In the catalogue of my own faults, I think not just of how I judge others, but also of how I study Torah. When I am learning or working—activities which constitute about 90% of a typical day—I find it very hard to break away from the text in front of me to attend to humanity. If the phone rings while I’m learning, my first instinct is often to be annoyed, rather than to be grateful that I have friends who want to spend time speaking with me. I can think of many other examples, but I’m too ashamed to share them here. Suffice it to say that all too often, I am in Emet mode, bent on figuring out the truth even at the expense of the living, loving human beings around me. I fail to remember that those human beings—and indeed all of humanity—would not have been created if God Himself had not once cast the angel of truth aside.

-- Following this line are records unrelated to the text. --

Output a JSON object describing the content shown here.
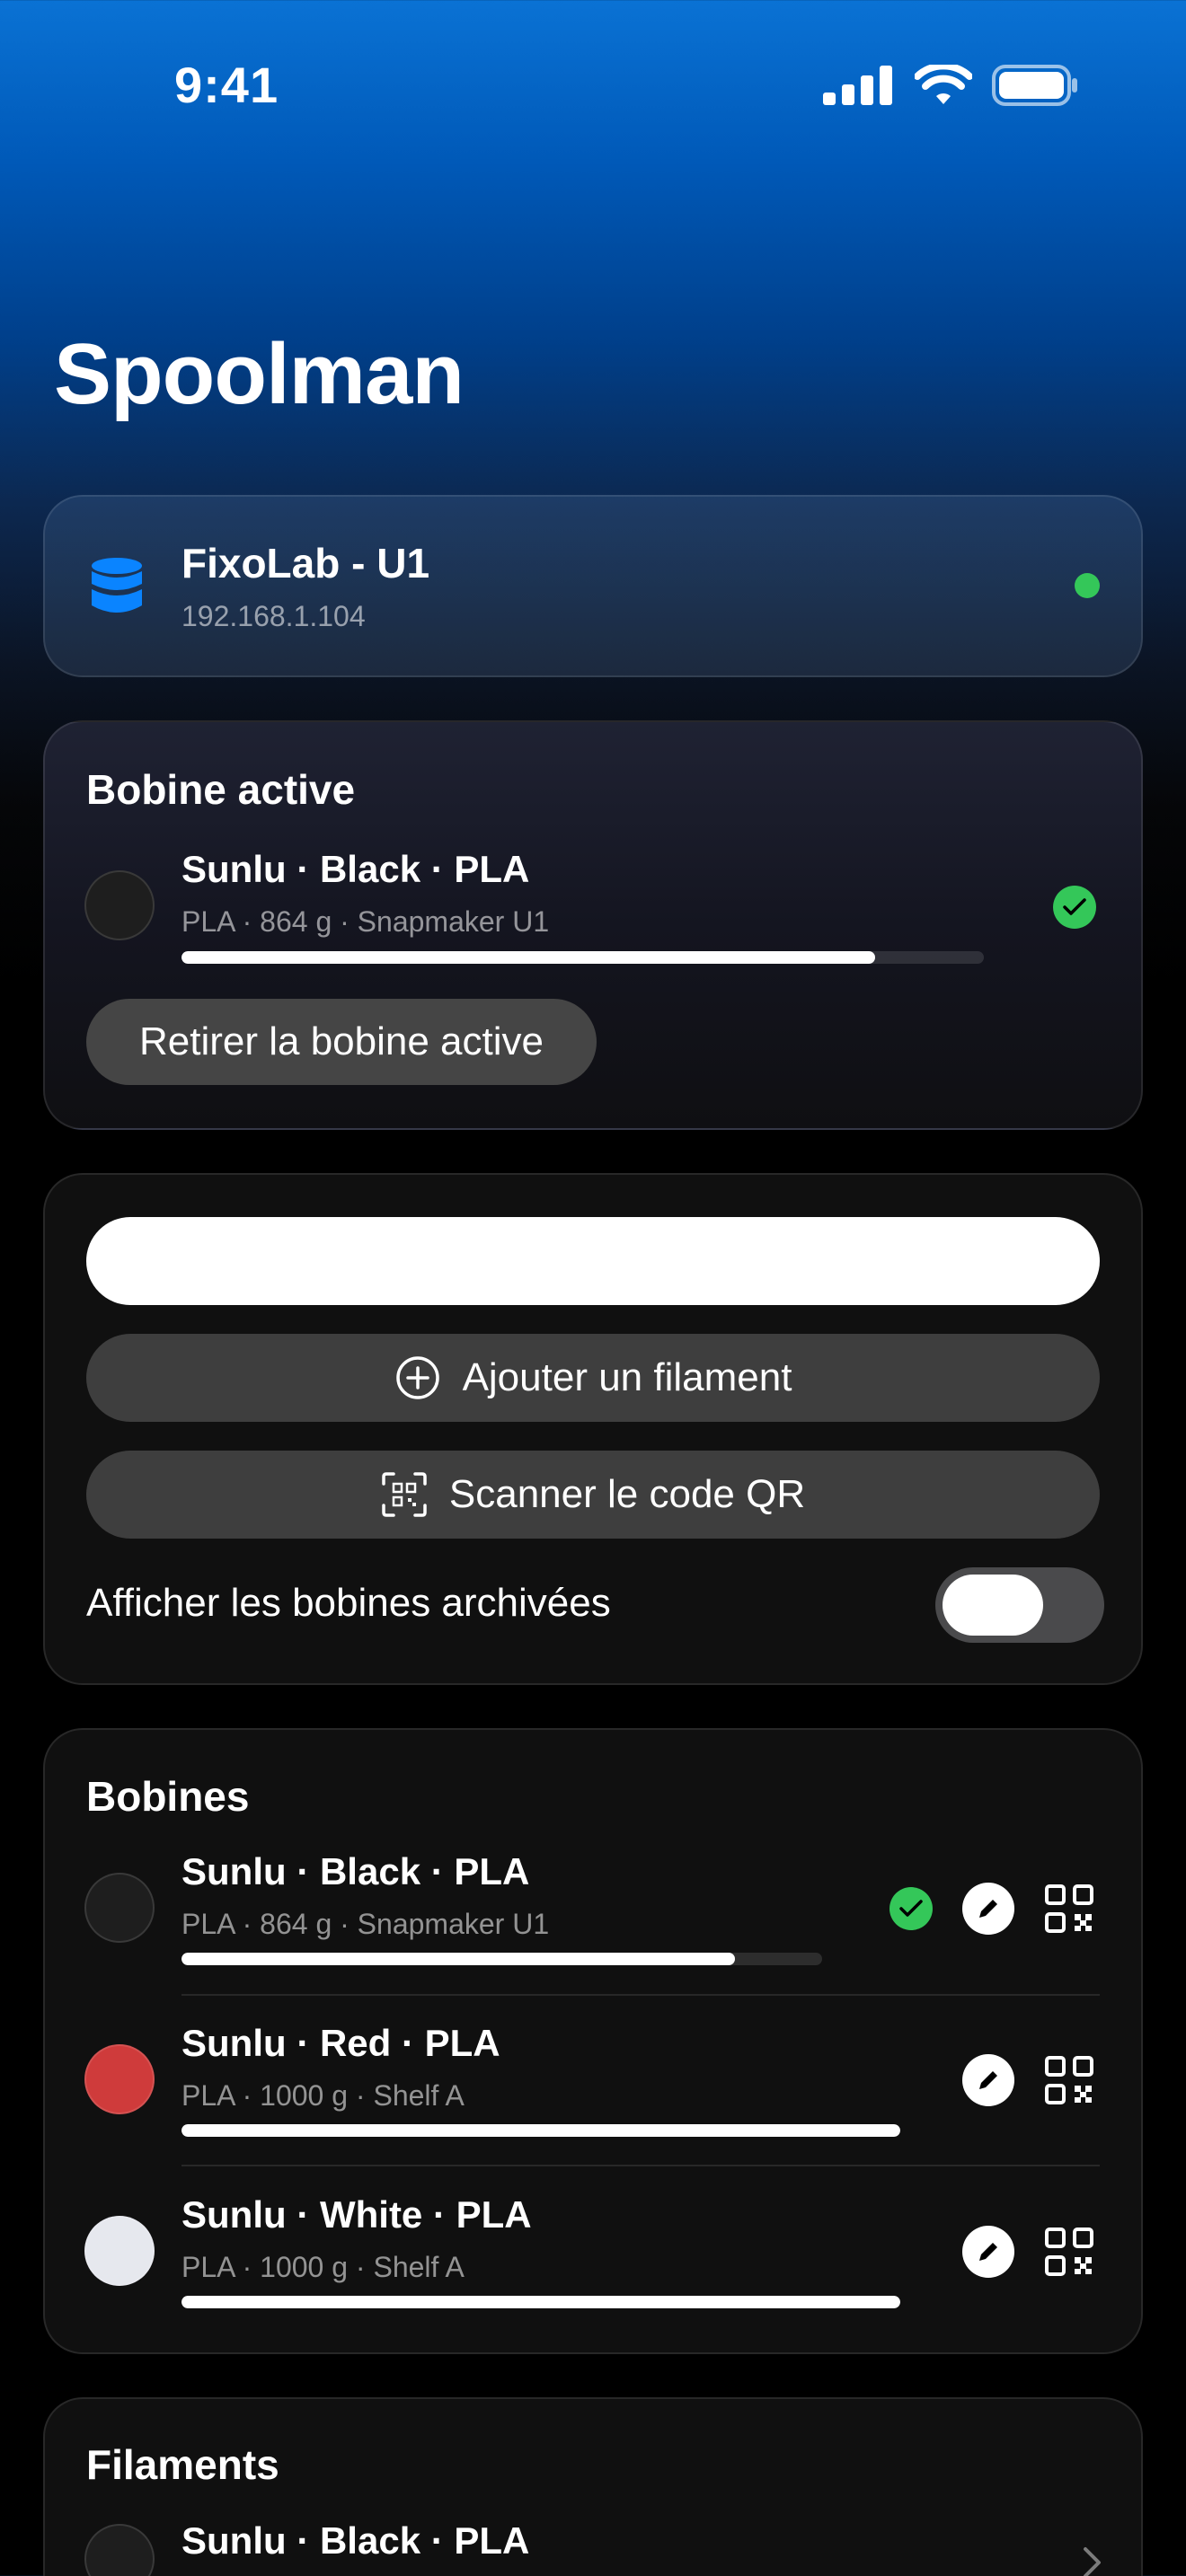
{
  "status_bar": {
    "time": "9:41"
  },
  "page_title": "Spoolman",
  "server": {
    "name": "FixoLab - U1",
    "address": "192.168.1.104",
    "status_color": "#34c759"
  },
  "active_spool": {
    "section_title": "Bobine active",
    "name": "Sunlu · Black · PLA",
    "meta": "PLA · 864 g · Snapmaker U1",
    "remaining_fraction": 0.864,
    "color": "#1e1e1e",
    "remove_label": "Retirer la bobine active"
  },
  "controls": {
    "search_value": "",
    "search_placeholder": "",
    "add_filament_label": "Ajouter un filament",
    "scan_qr_label": "Scanner le code QR",
    "show_archived_label": "Afficher les bobines archivées",
    "show_archived": false
  },
  "spools": {
    "section_title": "Bobines",
    "items": [
      {
        "name": "Sunlu · Black · PLA",
        "meta": "PLA · 864 g · Snapmaker U1",
        "color": "#1e1e1e",
        "remaining_fraction": 0.864,
        "active": true
      },
      {
        "name": "Sunlu · Red · PLA",
        "meta": "PLA · 1000 g · Shelf A",
        "color": "#cf3b3b",
        "remaining_fraction": 1.0,
        "active": false
      },
      {
        "name": "Sunlu · White · PLA",
        "meta": "PLA · 1000 g · Shelf A",
        "color": "#e6e8ee",
        "remaining_fraction": 1.0,
        "active": false
      }
    ]
  },
  "filaments": {
    "section_title": "Filaments",
    "items": [
      {
        "name": "Sunlu · Black · PLA",
        "color": "#1e1e1e"
      }
    ]
  },
  "colors": {
    "accent": "#0a84ff",
    "success": "#34c759"
  }
}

As I work on both my davening and my teshuva in preparation for the Yamim Noraim, I feel relieved that Musaf will not start until at least 11am. I would not want to be judged by a God in Emet mode, because I’m not always proud of the truth of who I have been. I hope that the new year will be filled with Torah study—with close and careful readings of the book of law that God gave us. But I hope, too, that this will be a year when we are all able to go beyond the letter of the law to be present for the people we care about, to forgive ourselves and others, and to take part in a religious community that lifts us up and brings us ever closer to the God in whose image we are created.